Most recently, progressive activists raised the alarm bells that senior Biden adviser Bruce Reed, whose record on the deficit, welfare programs and the 1994 crime bill has aged poorly in the party, was under consideration for director of the Office of Management and Budget. The nomination went to Tanden, the president of liberal think tank Center for American Progress, this week. While not a friend of the left flank of the party, Tanden is also not a pro-austerity ideologue, which progressives took some solace in.

Emanuel, however, has had a more publicly polarizing career than Reed. He oversaw a record 50 public school closures in Chicago, expanded the use of charter schools and presided over the city’s teachers union strike in 2012.

Representative-elect Jamaal Bowman (D-N.Y.), a former middle school principal who ousted Rep. Eliot Engel with a campaign that emphasized addressing racial inequity, contrasted the prospect of an Emanuel pick with Biden’s selection of Yellen, the former Federal Reserve chairwoman, for treasury secretary.

The Yellen selection was “a really good move,” Bowman said. “A name like Rahm Emanuel is not. It’s terrible. His name is only being floated so, hopefully, it doesn’t go any further than that.”

“You would see the unity on the left break down in a way it hasn’t yet.”

- Alex Lawson, executive director of Social Security Works

An Emanuel appointment would not be received calmly, according to Alex Lawson, executive director of Social Security Works, which advocates for expanding Social Security.

“You would see the unity on the left break down in a way it hasn’t yet,” said Lawson, predicting a round of condemnations from progressive elected officials.

A spokesperson for Rep. Pramila Jayapal, a Washington state Democrat who co-chairs the Congressional Progressive Caucus, did not respond to a request for comment.

With Democrats fighting two high-stakes Senate run-off elections in Georgia in January, some Democrats are arguing that any drama over an Emanuel nomination is just not worth the political risk.

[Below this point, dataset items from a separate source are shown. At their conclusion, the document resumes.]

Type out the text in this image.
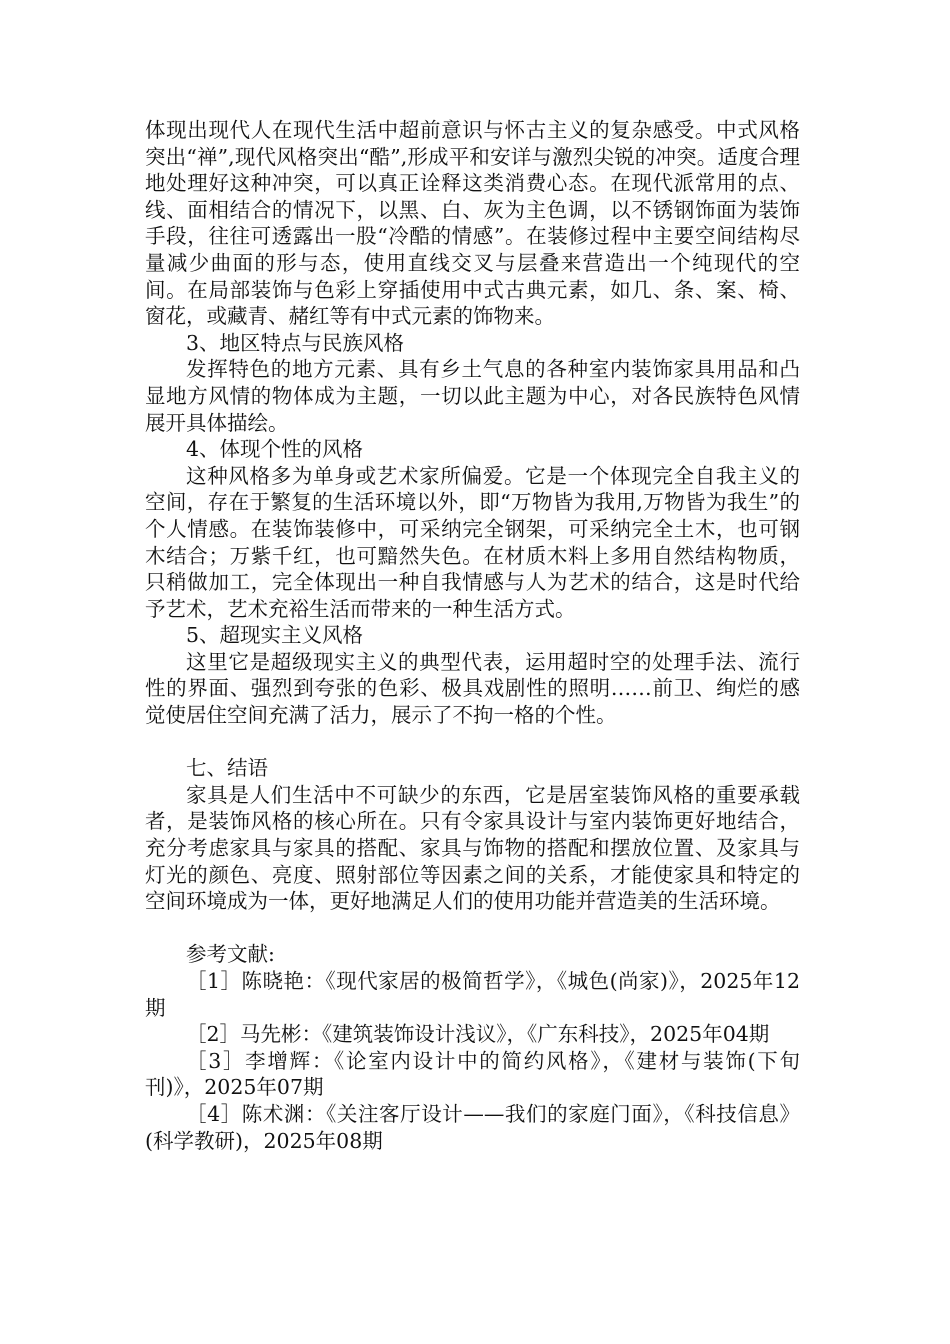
体现出现代人在现代生活中超前意识与怀古主义的复杂感受。中式风格突出“禅”,现代风格突出“酷”,形成平和安详与激烈尖锐的冲突。适度合理地处理好这种冲突，可以真正诠释这类消费心态。在现代派常用的点、线、面相结合的情况下，以黑、白、灰为主色调，以不锈钢饰面为装饰手段，往往可透露出一股“冷酷的情感”。在装修过程中主要空间结构尽量减少曲面的形与态，使用直线交叉与层叠来营造出一个纯现代的空间。在局部装饰与色彩上穿插使用中式古典元素，如几、条、案、椅、窗花，或藏青、赭红等有中式元素的饰物来。

3、地区特点与民族风格

发挥特色的地方元素、具有乡土气息的各种室内装饰家具用品和凸显地方风情的物体成为主题，一切以此主题为中心，对各民族特色风情展开具体描绘。

4、体现个性的风格

这种风格多为单身或艺术家所偏爱。它是一个体现完全自我主义的空间，存在于繁复的生活环境以外，即“万物皆为我用,万物皆为我生”的个人情感。在装饰装修中，可采纳完全钢架，可采纳完全土木，也可钢木结合；万紫千红，也可黯然失色。在材质木料上多用自然结构物质，只稍做加工，完全体现出一种自我情感与人为艺术的结合，这是时代给予艺术，艺术充裕生活而带来的一种生活方式。

5、超现实主义风格

这里它是超级现实主义的典型代表，运用超时空的处理手法、流行性的界面、强烈到夸张的色彩、极具戏剧性的照明……前卫、绚烂的感觉使居住空间充满了活力，展示了不拘一格的个性。

七、结语

家具是人们生活中不可缺少的东西，它是居室装饰风格的重要承载者，是装饰风格的核心所在。只有令家具设计与室内装饰更好地结合，充分考虑家具与家具的搭配、家具与饰物的搭配和摆放位置、及家具与灯光的颜色、亮度、照射部位等因素之间的关系，才能使家具和特定的空间环境成为一体，更好地满足人们的使用功能并营造美的生活环境。

参考文献:

［1］陈晓艳：《现代家居的极简哲学》，《城色(尚家)》，2025年12期

［2］马先彬：《建筑装饰设计浅议》，《广东科技》，2025年04期

［3］李增辉：《论室内设计中的简约风格》，《建材与装饰(下旬刊)》，2025年07期

［4］陈术渊：《关注客厅设计——我们的家庭门面》，《科技信息》(科学教研)，2025年08期
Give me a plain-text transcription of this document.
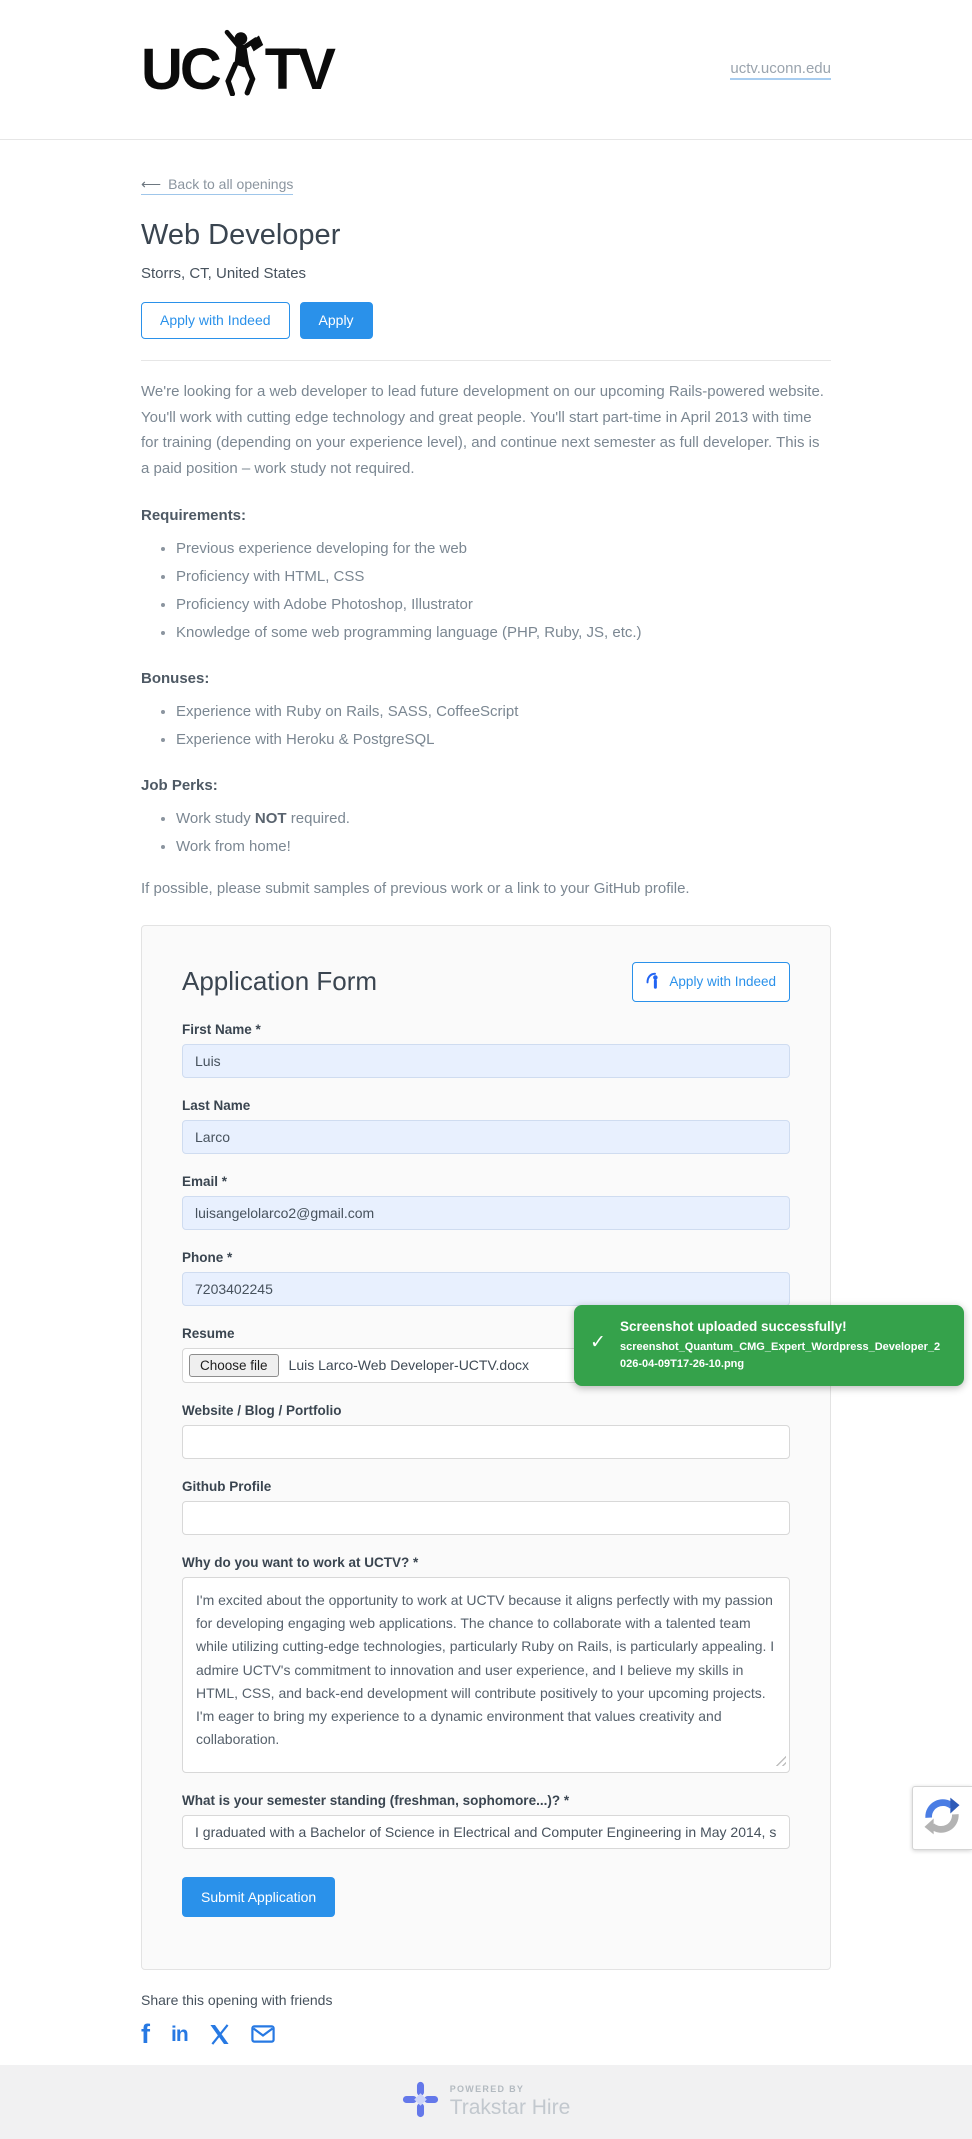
UC TV	uctv.uconn.edu
⟵ Back to all openings
Web Developer
Storrs, CT, United States
Apply with Indeed	Apply

We're looking for a web developer to lead future development on our upcoming Rails-powered website. You'll work with cutting edge technology and great people. You'll start part-time in April 2013 with time for training (depending on your experience level), and continue next semester as full developer. This is a paid position – work study not required.

Requirements:
• Previous experience developing for the web
• Proficiency with HTML, CSS
• Proficiency with Adobe Photoshop, Illustrator
• Knowledge of some web programming language (PHP, Ruby, JS, etc.)
Bonuses:
• Experience with Ruby on Rails, SASS, CoffeeScript
• Experience with Heroku & PostgreSQL
Job Perks:
• Work study NOT required.
• Work from home!

If possible, please submit samples of previous work or a link to your GitHub profile.

Application Form	Apply with Indeed
First Name *
Luis
Last Name
Larco
Email *
luisangelolarco2@gmail.com
Phone *
7203402245
Resume
Choose file	Luis Larco-Web Developer-UCTV.docx
Website / Blog / Portfolio
Github Profile
Why do you want to work at UCTV? *
I'm excited about the opportunity to work at UCTV because it aligns perfectly with my passion for developing engaging web applications. The chance to collaborate with a talented team while utilizing cutting-edge technologies, particularly Ruby on Rails, is particularly appealing. I admire UCTV's commitment to innovation and user experience, and I believe my skills in HTML, CSS, and back-end development will contribute positively to your upcoming projects. I'm eager to bring my experience to a dynamic environment that values creativity and collaboration.
What is your semester standing (freshman, sophomore...)? *
I graduated with a Bachelor of Science in Electrical and Computer Engineering in May 2014, so I
Submit Application
Share this opening with friends
f in
✓
Screenshot uploaded successfully!
screenshot_Quantum_CMG_Expert_Wordpress_Developer_2026-04-09T17-26-10.png
POWERED BY
Trakstar Hire
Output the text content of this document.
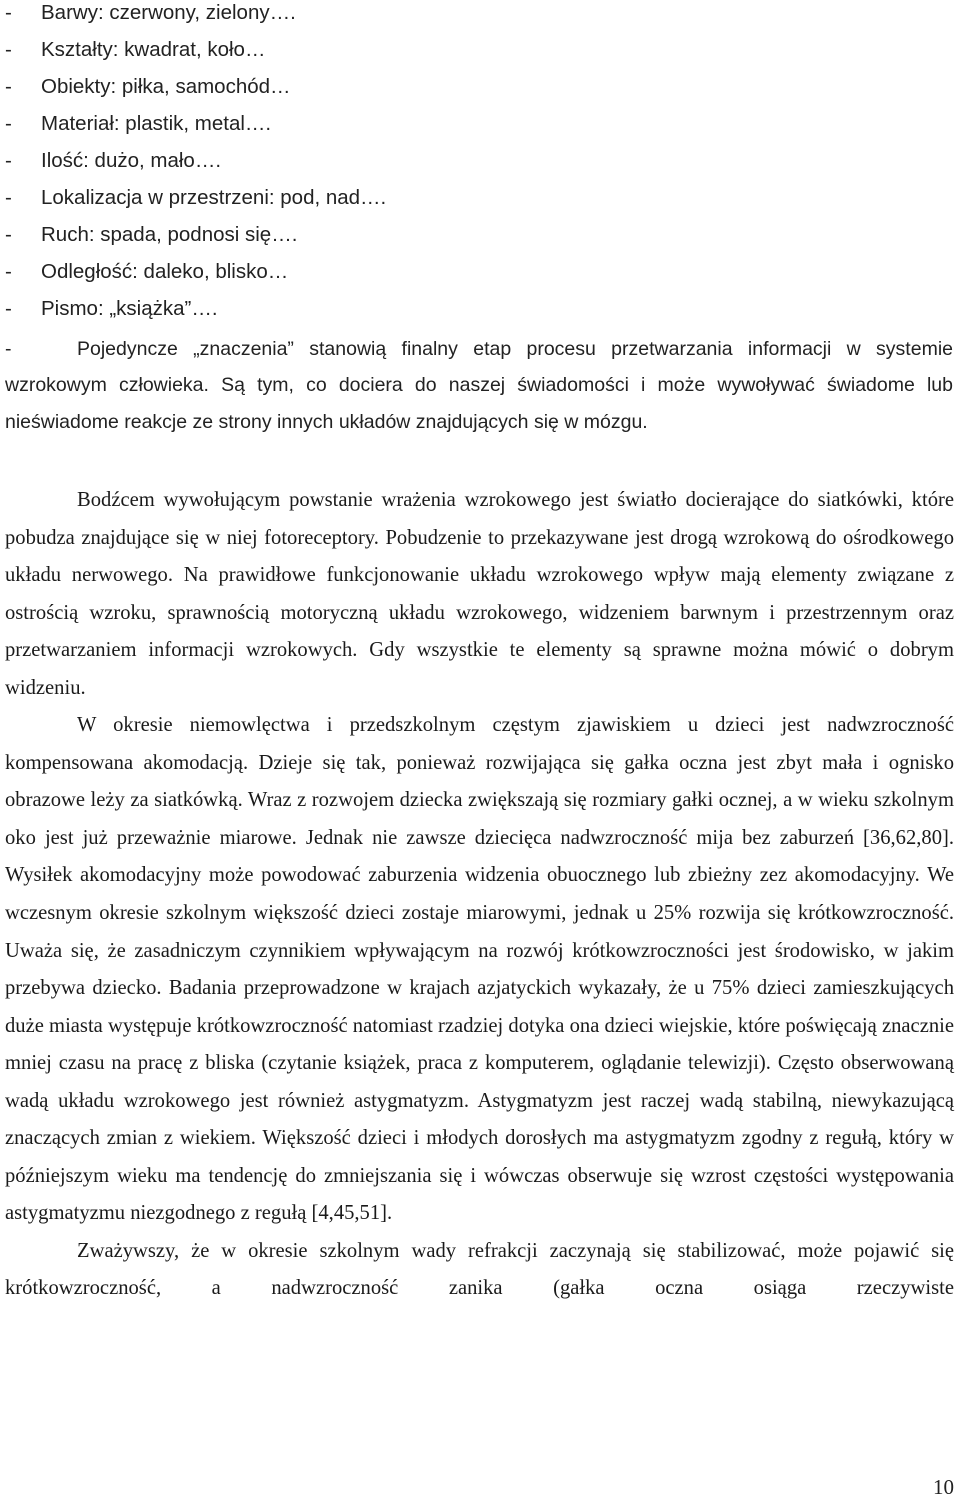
- Barwy: czerwony, zielony….
- Kształty: kwadrat, koło…
- Obiekty: piłka, samochód…
- Materiał: plastik, metal….
- Ilość: dużo, mało….
- Lokalizacja w przestrzeni: pod, nad….
- Ruch: spada, podnosi się….
- Odległość: daleko, blisko…
- Pismo: „książka”….

-	Pojedyncze „znaczenia” stanowią finalny etap procesu przetwarzania informacji w systemie wzrokowym człowieka. Są tym, co dociera do naszej świadomości i może wywoływać świadome lub nieświadome reakcje ze strony innych układów znajdujących się w mózgu.

Bodźcem wywołującym powstanie wrażenia wzrokowego jest światło docierające do siatkówki, które pobudza znajdujące się w niej fotoreceptory. Pobudzenie to przekazywane jest drogą wzrokową do ośrodkowego układu nerwowego. Na prawidłowe funkcjonowanie układu wzrokowego wpływ mają elementy związane z ostrością wzroku, sprawnością motoryczną układu wzrokowego, widzeniem barwnym i przestrzennym oraz przetwarzaniem informacji wzrokowych. Gdy wszystkie te elementy są sprawne można mówić o dobrym widzeniu.

W okresie niemowlęctwa i przedszkolnym częstym zjawiskiem u dzieci jest nadwzroczność kompensowana akomodacją. Dzieje się tak, ponieważ rozwijająca się gałka oczna jest zbyt mała i ognisko obrazowe leży za siatkówką. Wraz z rozwojem dziecka zwiększają się rozmiary gałki ocznej, a w wieku szkolnym oko jest już przeważnie miarowe. Jednak nie zawsze dziecięca nadwzroczność mija bez zaburzeń [36,62,80]. Wysiłek akomodacyjny może powodować zaburzenia widzenia obuocznego lub zbieżny zez akomodacyjny. We wczesnym okresie szkolnym większość dzieci zostaje miarowymi, jednak u 25% rozwija się krótkowzroczność. Uważa się, że zasadniczym czynnikiem wpływającym na rozwój krótkowzroczności jest środowisko, w jakim przebywa dziecko. Badania przeprowadzone w krajach azjatyckich wykazały, że u 75% dzieci zamieszkujących duże miasta występuje krótkowzroczność natomiast rzadziej dotyka ona dzieci wiejskie, które poświęcają znacznie mniej czasu na pracę z bliska (czytanie książek, praca z komputerem, oglądanie telewizji). Często obserwowaną wadą układu wzrokowego jest również astygmatyzm. Astygmatyzm jest raczej wadą stabilną, niewykazującą znaczących zmian z wiekiem. Większość dzieci i młodych dorosłych ma astygmatyzm zgodny z regułą, który w późniejszym wieku ma tendencję do zmniejszania się i wówczas obserwuje się wzrost częstości występowania astygmatyzmu niezgodnego z regułą [4,45,51].

Zważywszy, że w okresie szkolnym wady refrakcji zaczynają się stabilizować, może pojawić się krótkowzroczność, a nadwzroczność zanika (gałka oczna osiąga rzeczywiste

10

As it stands, Biden’s candidacy did not revive the enthusiasm of Georgia’s Black voters to the heights it reached during Obama’s two runs.

One prominent Georgia Democratic strategist, who spoke on condition of anonymity, wondered whether, given the need to increase Black turnout for the January Senate runoffs, Emanuel’s appointment could be a modest drag on Raphael Warnock and Jon Ossoff’s Senate campaigns.

“I don’t know that the juice is worth the squeeze there,” the Democrat said. “For a number of reasons, it would probably be best to stay away from Rahm Emanuel for something like that now.”

Fort, the former Georgia state senator, offered a similar assessment.

“It could very well be a razor-thin margin,” he said. “So why do we need a wild card at this point?”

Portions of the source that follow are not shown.